'As part of the 11th Five Year Plan on Energy Development, China plans to reduce the energy consumption of residential and public buildings by 65% by 2020'
As one of the most rapidly developing economies and the second largest energy consumer globally, China's energy policies have a significant impact on global energy supply and the environment. As a result of its rapid growth, China now accounts for 78% of net increase in world coal consumption. However, renewable energy is being rapidly researched and implemented, with strong increases in hydroelectric power and the fastest growing non-OECD regional market for wind power.
With the world's largest construction market, China is home to half of the new buildings built around the world every year. The nation spends up to 45% of its total energy on the manufacture and transport of building materials, construction of homes and offices, and on heating and cooling. If the current rate of construction continues, it will be impossible for China to provide enough energy to operate all of these buildings properly, without a combination of energy conservation measures and renewable energy infrastructure. This rate of growth also means that by 2015, half of all the buildings in China will be less than 15 years old, in stark contrast to the situation in Europe, where most of the dwelling stock is already in existence. However, the energy standards for these new buildings are far behind in terms of European standards – four times more energy is required per m2 for heating and cooling in China compared to Europe.

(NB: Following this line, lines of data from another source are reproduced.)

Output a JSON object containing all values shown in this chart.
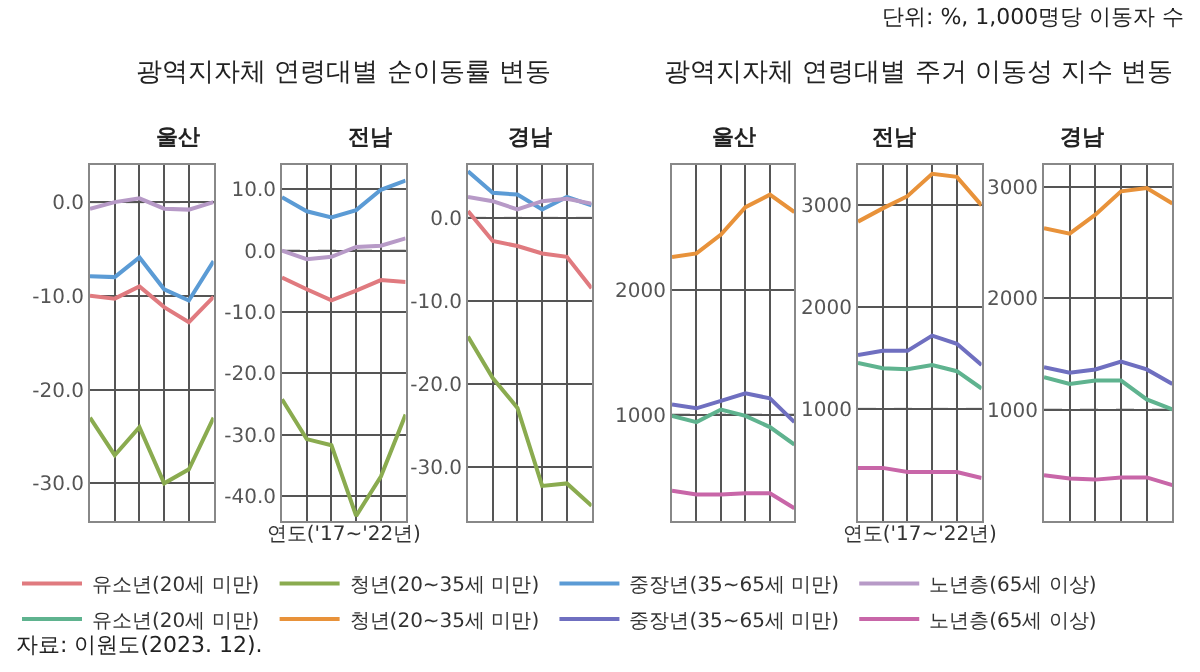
{
  "chart_data": [
    {
      "type": "line",
      "title": "울산",
      "categories": [
        null,
        null,
        null,
        null,
        null,
        null
      ],
      "ylim": [
        -34,
        4
      ],
      "yticks": [
        {
          "value": 0,
          "label": "0.0"
        },
        {
          "value": -10,
          "label": "-10.0"
        },
        {
          "value": -20,
          "label": "-20.0"
        },
        {
          "value": -30,
          "label": "-30.0"
        }
      ],
      "tick_labels": "y",
      "grid": true,
      "legend": "bottom",
      "marker": "none",
      "line_style": "solid",
      "ref_lines": [
        {
          "axis": "y",
          "value": 0,
          "line_style": "dashed",
          "color": "#aaaaaa"
        }
      ],
      "annotations": [
        "자료: 이원도(2023. 12)."
      ],
      "series": [
        {
          "name": "유소년(20세 미만)",
          "color": "#e07a7f",
          "values": [
            -10,
            -10.3,
            -9,
            -11.2,
            -12.8,
            -10.1
          ]
        },
        {
          "name": "청년(20~35세 미만)",
          "color": "#8aab4f",
          "values": [
            -23,
            -27,
            -24,
            -30,
            -28.5,
            -23
          ]
        },
        {
          "name": "중장년(35~65세 미만)",
          "color": "#5b9bd5",
          "values": [
            -7.9,
            -8,
            -5.9,
            -9.3,
            -10.5,
            -6.3
          ]
        },
        {
          "name": "노년층(65세 이상)",
          "color": "#b79ac7",
          "values": [
            -0.7,
            0,
            0.4,
            -0.7,
            -0.8,
            0
          ]
        }
      ]
    },
    {
      "type": "line",
      "title": "전남",
      "xlabel": "연도('17~'22년)",
      "categories": [
        null,
        null,
        null,
        null,
        null,
        null
      ],
      "ylim": [
        -44,
        14
      ],
      "yticks": [
        {
          "value": 10,
          "label": "10.0"
        },
        {
          "value": 0,
          "label": "0.0"
        },
        {
          "value": -10,
          "label": "-10.0"
        },
        {
          "value": -20,
          "label": "-20.0"
        },
        {
          "value": -30,
          "label": "-30.0"
        },
        {
          "value": -40,
          "label": "-40.0"
        }
      ],
      "tick_labels": "y",
      "grid": true,
      "marker": "none",
      "line_style": "solid",
      "ref_lines": [
        {
          "axis": "y",
          "value": 0,
          "line_style": "dashed",
          "color": "#aaaaaa"
        }
      ],
      "annotations": [
        "광역지자체 연령대별 순이동률 변동"
      ],
      "series": [
        {
          "color": "#e07a7f",
          "values": [
            -4.4,
            -6.3,
            -8.1,
            -6.5,
            -4.8,
            -5.1
          ]
        },
        {
          "color": "#8aab4f",
          "values": [
            -24.2,
            -30.7,
            -31.7,
            -43.2,
            -36.8,
            -26.7
          ]
        },
        {
          "color": "#5b9bd5",
          "values": [
            8.7,
            6.4,
            5.4,
            6.6,
            9.9,
            11.4
          ]
        },
        {
          "color": "#b79ac7",
          "values": [
            0,
            -1.4,
            -1,
            0.6,
            0.8,
            2
          ]
        }
      ]
    },
    {
      "type": "line",
      "title": "경남",
      "categories": [
        null,
        null,
        null,
        null,
        null,
        null
      ],
      "ylim": [
        -36.5,
        6.4
      ],
      "yticks": [
        {
          "value": 0,
          "label": "0.0"
        },
        {
          "value": -10,
          "label": "-10.0"
        },
        {
          "value": -20,
          "label": "-20.0"
        },
        {
          "value": -30,
          "label": "-30.0"
        }
      ],
      "tick_labels": "y",
      "grid": true,
      "marker": "none",
      "line_style": "solid",
      "ref_lines": [
        {
          "axis": "y",
          "value": 0,
          "line_style": "dashed",
          "color": "#aaaaaa"
        }
      ],
      "series": [
        {
          "color": "#e07a7f",
          "values": [
            0.8,
            -2.8,
            -3.4,
            -4.3,
            -4.7,
            -8.5
          ]
        },
        {
          "color": "#8aab4f",
          "values": [
            -14.3,
            -19.3,
            -22.9,
            -32.3,
            -32,
            -34.7
          ]
        },
        {
          "color": "#5b9bd5",
          "values": [
            5.6,
            3,
            2.8,
            1,
            2.5,
            1.5
          ]
        },
        {
          "color": "#b79ac7",
          "values": [
            2.5,
            2,
            1,
            2,
            2.3,
            1.7
          ]
        }
      ]
    },
    {
      "type": "line",
      "title": "울산",
      "categories": [
        null,
        null,
        null,
        null,
        null,
        null
      ],
      "ylim": [
        150,
        3000
      ],
      "yticks": [
        1000,
        2000
      ],
      "tick_labels": "y",
      "grid": true,
      "legend": "bottom",
      "marker": "none",
      "line_style": "solid",
      "ref_lines": [
        {
          "axis": "y",
          "value": 1000,
          "line_style": "dashed",
          "color": "#aaaaaa"
        }
      ],
      "series": [
        {
          "name": "유소년(20세 미만)",
          "color": "#5fb38f",
          "values": [
            990,
            940,
            1040,
            990,
            900,
            760
          ]
        },
        {
          "name": "청년(20~35세 미만)",
          "color": "#e8923a",
          "values": [
            2260,
            2290,
            2440,
            2660,
            2760,
            2620
          ]
        },
        {
          "name": "중장년(35~65세 미만)",
          "color": "#6f6fc0",
          "values": [
            1080,
            1050,
            1110,
            1170,
            1130,
            940
          ]
        },
        {
          "name": "노년층(65세 이상)",
          "color": "#c866a8",
          "values": [
            390,
            360,
            360,
            370,
            370,
            250
          ]
        }
      ]
    },
    {
      "type": "line",
      "title": "전남",
      "xlabel": "연도('17~'22년)",
      "categories": [
        null,
        null,
        null,
        null,
        null,
        null
      ],
      "ylim": [
        -100,
        3400
      ],
      "yticks": [
        1000,
        2000,
        3000
      ],
      "tick_labels": "y",
      "grid": true,
      "marker": "none",
      "line_style": "solid",
      "ref_lines": [
        {
          "axis": "y",
          "value": 1000,
          "line_style": "dashed",
          "color": "#aaaaaa"
        }
      ],
      "annotations": [
        "광역지자체 연령대별 주거 이동성 지수 변동"
      ],
      "series": [
        {
          "color": "#5fb38f",
          "values": [
            1450,
            1400,
            1390,
            1430,
            1370,
            1200
          ]
        },
        {
          "color": "#e8923a",
          "values": [
            2840,
            2970,
            3090,
            3310,
            3280,
            3000
          ]
        },
        {
          "color": "#6f6fc0",
          "values": [
            1530,
            1570,
            1570,
            1720,
            1640,
            1430
          ]
        },
        {
          "color": "#c866a8",
          "values": [
            420,
            420,
            380,
            380,
            380,
            320
          ]
        }
      ]
    },
    {
      "type": "line",
      "title": "경남",
      "categories": [
        null,
        null,
        null,
        null,
        null,
        null
      ],
      "ylim": [
        0,
        3200
      ],
      "yticks": [
        1000,
        2000,
        3000
      ],
      "tick_labels": "y",
      "grid": true,
      "marker": "none",
      "line_style": "solid",
      "ref_lines": [
        {
          "axis": "y",
          "value": 1000,
          "line_style": "dashed",
          "color": "#aaaaaa"
        }
      ],
      "annotations": [
        "단위: %, 1,000명당 이동자 수"
      ],
      "series": [
        {
          "color": "#5fb38f",
          "values": [
            1290,
            1230,
            1260,
            1260,
            1090,
            1000
          ]
        },
        {
          "color": "#e8923a",
          "values": [
            2630,
            2580,
            2750,
            2960,
            2990,
            2850
          ]
        },
        {
          "color": "#6f6fc0",
          "values": [
            1380,
            1330,
            1360,
            1430,
            1360,
            1230
          ]
        },
        {
          "color": "#c866a8",
          "values": [
            410,
            380,
            370,
            390,
            390,
            320
          ]
        }
      ]
    }
  ]
}
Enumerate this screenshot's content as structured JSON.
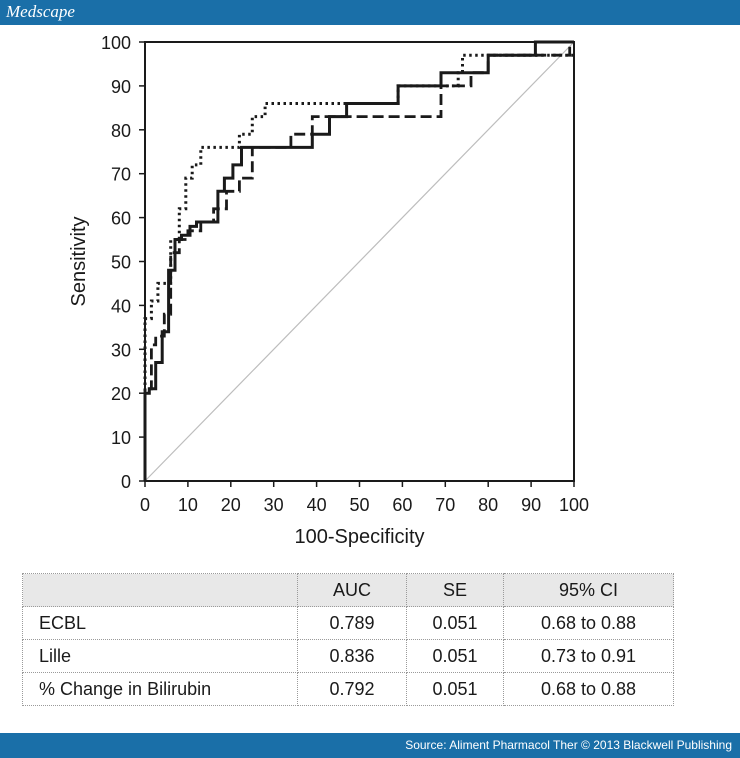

Completed in 2009 by Steven Holl Architects, the Linked Hybrid is a mixed-use development with eight towers and 664 apartments. It also includes public green space, commercial zones, a hotel, cinema and Montessori school.
Strong design has been counterbalanced by sustainable elements, including 644 geothermal wells, extending 100m below the development, making it one of the largest green residential projects in the world, and one of the largest geothermal systems globally. The wells provide heating and cooling, and the complex requires no boilers or electrical air conditioners. Water in the whole project is recycled, with a central pond that recycles 11,000 cubic feet of grey water each day for flushing toilets and for irrigating the landscape and green roofs. The exterior includes window louvers and low-e coated glass for solar gain and heat control, as well as a high-performance building envelope and an integrated slab heating and cooling system. As a result of the development's mass scale and sustainable credentials, Linked Hybrid is certified LEED Gold and has won numerous awards, including the AIA New York Chapter Sustainable Design Award 2008.
The Chinese government has promoted energy-efficient technologies in buildings as a strategy for easing effects of the energy crisis. As part of the 11th Five Year Plan on Energy Development, China plans to reduce the energy consumption of residential and public buildings by 65% by 2020 through the technical reform of heat-supply systems, renewed efforts in promoting building energy efficiency technology and the renovation of existing buildings in the cold northern regions.
The drive for energy efficiency in China's residential sector was in response to severe summer power shortage due to the increased affordability and use of air-conditioning, which for many was representative of improved living standards. In response to this problem, an energy labelling system for air-conditioning units and refrigerators was introduced and became mandatory in 2005.
China's Ministry of Housing and Urban-Rural Development issues energy-saving codes for different building types in the country's four main climates. The codes largely focus on improving the building envelope through relatively high levels of insulation and high efficiency standards for heating, ventilation, and air conditioning (HVAC). The main environmental policy for housing is enacted through the Regional Energy Efficiency Codes for Residential Buildings which include requirements for three different climatic regions.
However, since 2005, only 5% of all new construction had met the standards. As a result, revised standards call for increased enforcement, with a goal of more than one-third of new buildings required to cut energy consumption by up to 50% (base year of 1980) by 2010. It remains unclear if this goal has been met. As outlined in the China Medium and Long Term Energy Conservation Plan 2004, the government has planned for all the new buildings to have reduced energy use (65%) by 2020.
China's Renewable Energy Law, implemented in 2006 and amended in 2009, designates renewable technologies as a priority area for energy development and research. It requires power grid operators to purchase renewable energy from registered producers or face hefty fines for failure to accommodate renewable sources of energy.
The same law also offers financial incentives, including a national fund, discounted lending, preferential loans with subsidised interest and tax benefits for renewable energy projects. The law aims to increase the use of solar and wind power in China to 10% in 2011, as well as increase biomass usage. Unlike other countries, incentives and subsidies to promote green technology are usually directed at power companies and manufacturers rather than at consumers.